Wielands erster Roman Der Sieg der Natur über die Schwärmerey oder Die Abentheuer des Don Sylvio von Rosalva (1764) gilt als der erste »moderne« deutsche Roman. Seine erzähltechnische Neuerung bestand im Hervortreten eines Erzählers, der nicht mit einer Romanfigur oder dem Autor identisch ist. Dieser Erzähler bringt eine eigene, von der Handlungsebene abgehobene Ebene in den Roman ein. Zudem reflektiert und kommentiert er das Romangeschehen sowie die Figuren und gibt Urteile zu ihnen ab.
In der Vorrede seines zweiten Romans, Die Geschichte des Agathon (1766/67), formulierte Wieland die Grundidee des »Bildungsromans«, nämlich die Darstellung der inneren Entwicklung eines Charakters in ihrer Beeinflussung durch die äußeren Lebensbedingungen. Der Erzähler spielt hier erneut eine wesentliche Rolle und die Handlungschronologie wird durch zahlreiche Rückblicke systematisch verschachtelt.
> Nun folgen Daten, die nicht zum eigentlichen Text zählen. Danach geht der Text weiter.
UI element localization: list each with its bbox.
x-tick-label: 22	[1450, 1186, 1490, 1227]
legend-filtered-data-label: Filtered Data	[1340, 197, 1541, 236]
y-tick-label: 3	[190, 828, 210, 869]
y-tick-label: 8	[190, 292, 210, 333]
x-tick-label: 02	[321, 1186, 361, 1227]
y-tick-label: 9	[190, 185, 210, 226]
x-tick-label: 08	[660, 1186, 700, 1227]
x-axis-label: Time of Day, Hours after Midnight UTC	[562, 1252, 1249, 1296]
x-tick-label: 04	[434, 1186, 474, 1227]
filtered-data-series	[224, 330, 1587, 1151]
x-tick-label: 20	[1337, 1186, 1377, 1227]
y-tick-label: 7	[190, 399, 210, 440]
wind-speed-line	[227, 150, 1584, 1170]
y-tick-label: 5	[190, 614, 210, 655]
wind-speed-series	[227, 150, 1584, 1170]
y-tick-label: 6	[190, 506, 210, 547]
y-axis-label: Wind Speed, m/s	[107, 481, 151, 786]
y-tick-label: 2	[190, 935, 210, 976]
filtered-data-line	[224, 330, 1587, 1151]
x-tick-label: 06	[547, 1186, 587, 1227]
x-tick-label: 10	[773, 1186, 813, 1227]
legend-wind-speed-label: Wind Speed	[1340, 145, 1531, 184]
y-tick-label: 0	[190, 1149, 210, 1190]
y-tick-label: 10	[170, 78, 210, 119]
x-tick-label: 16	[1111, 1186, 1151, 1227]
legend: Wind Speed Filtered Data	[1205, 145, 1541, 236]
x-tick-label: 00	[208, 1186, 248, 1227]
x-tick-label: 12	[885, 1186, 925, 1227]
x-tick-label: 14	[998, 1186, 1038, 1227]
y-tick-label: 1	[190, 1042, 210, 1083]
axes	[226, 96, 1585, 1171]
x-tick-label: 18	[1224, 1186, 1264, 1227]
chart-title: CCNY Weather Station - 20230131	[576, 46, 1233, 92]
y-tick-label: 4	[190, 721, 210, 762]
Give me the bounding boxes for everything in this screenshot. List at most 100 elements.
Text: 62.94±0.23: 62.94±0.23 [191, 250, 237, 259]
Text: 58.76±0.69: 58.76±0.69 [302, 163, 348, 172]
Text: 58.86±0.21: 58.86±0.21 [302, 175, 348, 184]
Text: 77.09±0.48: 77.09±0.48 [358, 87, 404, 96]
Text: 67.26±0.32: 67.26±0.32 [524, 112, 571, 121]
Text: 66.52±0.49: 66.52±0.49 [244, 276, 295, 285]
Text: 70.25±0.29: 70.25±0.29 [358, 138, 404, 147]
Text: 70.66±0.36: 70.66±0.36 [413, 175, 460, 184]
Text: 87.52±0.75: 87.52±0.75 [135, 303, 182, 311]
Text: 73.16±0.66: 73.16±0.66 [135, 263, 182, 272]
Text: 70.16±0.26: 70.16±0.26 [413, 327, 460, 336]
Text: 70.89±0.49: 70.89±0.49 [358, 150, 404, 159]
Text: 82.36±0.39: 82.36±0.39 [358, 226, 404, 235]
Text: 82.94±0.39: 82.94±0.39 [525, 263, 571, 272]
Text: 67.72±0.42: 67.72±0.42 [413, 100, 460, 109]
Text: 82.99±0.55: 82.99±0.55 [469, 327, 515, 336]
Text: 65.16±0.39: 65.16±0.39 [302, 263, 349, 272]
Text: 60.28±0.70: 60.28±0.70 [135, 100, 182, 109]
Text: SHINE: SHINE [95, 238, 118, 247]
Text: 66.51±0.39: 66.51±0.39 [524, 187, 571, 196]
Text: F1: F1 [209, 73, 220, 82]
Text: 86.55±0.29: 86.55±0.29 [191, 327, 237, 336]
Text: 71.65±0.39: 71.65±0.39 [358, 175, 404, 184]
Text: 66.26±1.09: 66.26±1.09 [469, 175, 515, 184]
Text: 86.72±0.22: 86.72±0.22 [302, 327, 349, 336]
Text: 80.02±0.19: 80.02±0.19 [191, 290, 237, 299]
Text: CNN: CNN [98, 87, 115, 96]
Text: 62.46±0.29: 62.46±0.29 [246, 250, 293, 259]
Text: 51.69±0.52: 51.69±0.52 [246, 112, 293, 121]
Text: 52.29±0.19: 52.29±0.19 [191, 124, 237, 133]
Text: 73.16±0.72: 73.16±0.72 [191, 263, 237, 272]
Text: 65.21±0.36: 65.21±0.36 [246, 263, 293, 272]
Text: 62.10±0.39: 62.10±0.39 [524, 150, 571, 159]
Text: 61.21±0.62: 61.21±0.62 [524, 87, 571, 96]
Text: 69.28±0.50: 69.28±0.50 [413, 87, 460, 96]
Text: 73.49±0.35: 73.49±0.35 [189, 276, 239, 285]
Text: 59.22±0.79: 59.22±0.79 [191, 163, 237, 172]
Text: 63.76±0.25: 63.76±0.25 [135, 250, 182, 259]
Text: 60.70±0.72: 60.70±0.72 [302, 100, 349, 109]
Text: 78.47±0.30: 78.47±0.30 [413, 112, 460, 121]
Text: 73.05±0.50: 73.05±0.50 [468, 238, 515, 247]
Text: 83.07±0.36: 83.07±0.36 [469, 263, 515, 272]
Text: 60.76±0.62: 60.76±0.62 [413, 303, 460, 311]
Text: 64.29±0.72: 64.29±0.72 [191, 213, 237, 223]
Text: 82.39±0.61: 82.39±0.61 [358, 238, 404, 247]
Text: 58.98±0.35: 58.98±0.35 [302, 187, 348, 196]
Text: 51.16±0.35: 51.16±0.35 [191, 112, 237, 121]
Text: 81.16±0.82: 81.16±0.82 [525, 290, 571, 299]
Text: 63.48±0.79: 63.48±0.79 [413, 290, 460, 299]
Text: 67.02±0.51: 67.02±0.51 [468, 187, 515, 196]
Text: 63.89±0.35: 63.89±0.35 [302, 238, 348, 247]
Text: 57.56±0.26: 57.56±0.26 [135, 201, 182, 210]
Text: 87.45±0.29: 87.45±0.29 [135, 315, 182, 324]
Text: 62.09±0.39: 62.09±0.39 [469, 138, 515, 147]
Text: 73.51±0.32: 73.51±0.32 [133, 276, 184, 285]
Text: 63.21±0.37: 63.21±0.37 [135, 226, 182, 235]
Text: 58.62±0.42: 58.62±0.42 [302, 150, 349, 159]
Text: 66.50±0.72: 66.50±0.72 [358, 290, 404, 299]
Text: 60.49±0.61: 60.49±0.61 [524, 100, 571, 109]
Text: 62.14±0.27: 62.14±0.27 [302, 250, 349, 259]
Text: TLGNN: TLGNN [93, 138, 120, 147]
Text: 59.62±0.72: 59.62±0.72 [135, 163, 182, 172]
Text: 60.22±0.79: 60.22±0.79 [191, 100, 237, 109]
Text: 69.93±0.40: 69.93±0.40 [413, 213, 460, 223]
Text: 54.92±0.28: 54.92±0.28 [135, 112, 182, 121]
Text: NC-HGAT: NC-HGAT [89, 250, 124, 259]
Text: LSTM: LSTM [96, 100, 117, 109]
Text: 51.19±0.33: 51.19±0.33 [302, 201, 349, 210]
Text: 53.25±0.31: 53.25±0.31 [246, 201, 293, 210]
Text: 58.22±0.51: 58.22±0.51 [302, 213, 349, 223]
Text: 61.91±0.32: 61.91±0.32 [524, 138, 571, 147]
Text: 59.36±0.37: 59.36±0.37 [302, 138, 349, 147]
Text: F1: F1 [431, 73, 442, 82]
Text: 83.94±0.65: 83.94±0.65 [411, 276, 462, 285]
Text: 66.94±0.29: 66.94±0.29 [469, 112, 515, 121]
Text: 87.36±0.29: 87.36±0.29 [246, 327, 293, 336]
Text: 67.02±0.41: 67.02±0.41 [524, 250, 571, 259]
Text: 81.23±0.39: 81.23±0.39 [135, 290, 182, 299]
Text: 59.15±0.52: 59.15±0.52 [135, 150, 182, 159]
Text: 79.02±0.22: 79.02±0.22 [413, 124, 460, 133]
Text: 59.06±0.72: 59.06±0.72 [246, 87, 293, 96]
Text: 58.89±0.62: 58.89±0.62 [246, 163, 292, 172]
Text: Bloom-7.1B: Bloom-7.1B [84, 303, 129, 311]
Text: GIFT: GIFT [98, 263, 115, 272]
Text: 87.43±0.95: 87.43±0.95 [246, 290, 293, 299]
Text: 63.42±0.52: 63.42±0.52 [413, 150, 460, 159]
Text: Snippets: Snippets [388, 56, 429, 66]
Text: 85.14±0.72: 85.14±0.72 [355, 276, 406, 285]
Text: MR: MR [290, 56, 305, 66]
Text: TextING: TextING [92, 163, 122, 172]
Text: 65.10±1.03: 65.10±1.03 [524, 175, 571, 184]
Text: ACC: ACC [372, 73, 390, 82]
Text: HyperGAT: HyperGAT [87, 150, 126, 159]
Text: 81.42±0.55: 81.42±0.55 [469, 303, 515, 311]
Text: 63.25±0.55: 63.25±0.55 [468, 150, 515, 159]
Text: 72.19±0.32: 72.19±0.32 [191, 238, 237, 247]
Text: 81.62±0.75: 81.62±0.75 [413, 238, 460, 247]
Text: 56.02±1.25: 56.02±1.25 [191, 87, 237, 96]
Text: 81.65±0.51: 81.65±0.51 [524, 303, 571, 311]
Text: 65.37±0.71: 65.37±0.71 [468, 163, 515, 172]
Am Schluss des Werks wird in der rein reflektierenden Darlegung eines philosophischen Systems dargelegt, wie das richtige Leben aussehen müsste.
Wielands darauffolgender Roman Der goldne Spiegel (1772) bildet ein Gegenmodell zum Agathon. Er reiht sich in die Tradition des Fürstenspiegels und des Staatsromans ein, wobei ihm die Idee eines Staates im Sinne des aufgeklärten Absolutismus zugrundeliegt. Der Mensch beziehungsweise der Fürst erscheint darin als erziehungsfähig und -bedürftig. Diese Erziehung soll sich im Wesentlichen an den Verstand richten und darf sich nicht den unklaren und diffusen Kräften der Außenwelt überlassen.
Die Geschichte des weisen Danischmend (1775) stellt wiederum ein Gegenbild zu Der goldne Spiegel dar, dessen Themen darin aufgegriffen und ironisiert werden. Wieland arbeitet darin mit einer Unmenge an Fußnoten und ironisch kommentierenden Bemerkungen, welche die Hauptgeschichte zurückdrängen.
In seiner Geschichte der Abderiten (seit 1774) präsentierte Wieland nochmals eine neue Form des Romans, diesmal als lockere, über mehrere Jahre hinweg veröffentlichte Sammlung von Gedichten. Auch in diesem Werk stellte er seine Welt- und Menschensicht vor, laut der die Menschen nicht schlecht, aber närrisch und ungeschickt sind.
Vgl. Brenner: Neue deutsche Literaturgeschichte, S. 90-92.